By Jamie Hendrickson (MA Student, REEES)
On March 18, 2021, as part of the REEEC New Directions Lecture series, Dr. Holly Case gave an online lecture entitled: “The Noblesse Oblige of Megalomania: The Hungarian History of an Idea.” Case, a Professor of History at Brown University, is a historian of modern Europe whose work focuses on the relationships between nineteenth and twentieth-century European foreign policy, social policy, culture, and foreign relations. She is also the author of both Between States: The Transylvanian Question and the European Idea during WWII and The Age of Questions: Or, A First Attempt at an Aggregate History of the Eastern, Social, Woman, American, Jewish, Polish, Bullion, Tuberculosis, and Many Other Questions over the Nineteenth Century, and Beyond.
At the heart of Case’s March 18 talk was a discussion and exploration of an experimental research project she is currently undertaking with a colleague in Budapest, Hungary that was inspired by a visit Case paid to an archive in Sofia, Bulgaria several years ago. That visit led her to discover a series of quite eccentric letters— with two in particular holding much interest, as they were written during the spring of 1944 by a middle-aged Hungarian man named Ladó László who was married at the time. These letters were addressed to both Princess Elizabeth of England, now Queen Elizabeth II (who was 18 years old at the time), and to Princess Marie Louise of Bulgaria (11 years old then) to ask for either lady’s hand in marriage. Why? László was convinced that he needed a virgin bride in order to be successful in his plans for Hungary’s great future as a powerful nation. Upon a first read, these letters seem quite nonsensical and reflective of the “megalomania” present in the title of Case’s talk, but she argues that they raise several questions that deserve further inspection like: Why were these letters written? Where did László’s ideas come from? What are the implications of both what he wrote and what was omitted—such as the lack of mentioning the Treaty of Trianon, antisemitism, or the territorial boundaries of Hungary?
It was letters such as these that contained notes of magnanimity, open-handedness, and generosity concerning the concept of Hungary’s nationhood that inspired Case to start considering whether the matter of national preoccupation is something that can be traced and studied throughout history.

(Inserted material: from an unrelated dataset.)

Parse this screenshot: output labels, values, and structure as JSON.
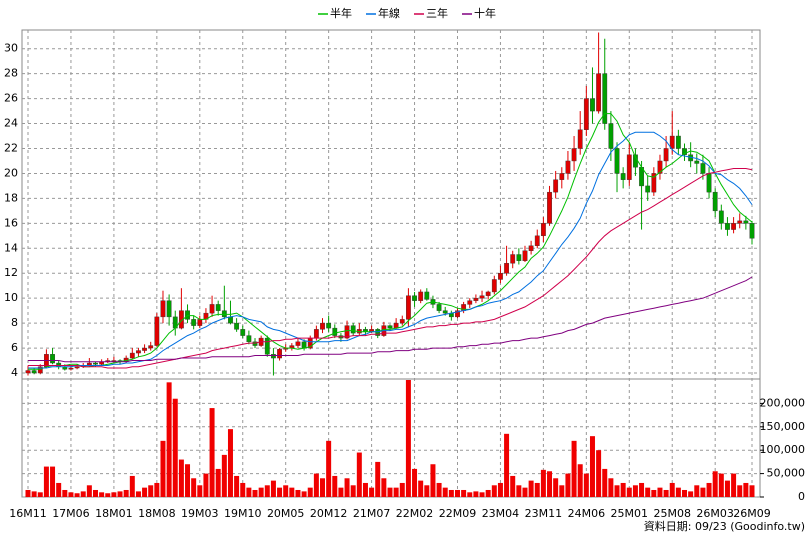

Related to that is whether there exists a national preoccupation that isn’t a national pathology, how a preoccupation can be national in nature, and what the idea of being national has to do with being Hungarian. Case is currently exploring all of these ideas in her research, and she closed her talk by inviting feedback and questions from the audience.
Jamie Hendrickson is a graduate student in Russian, East European, and Eurasian Studies at the University of Illinois Urbana-Champaign.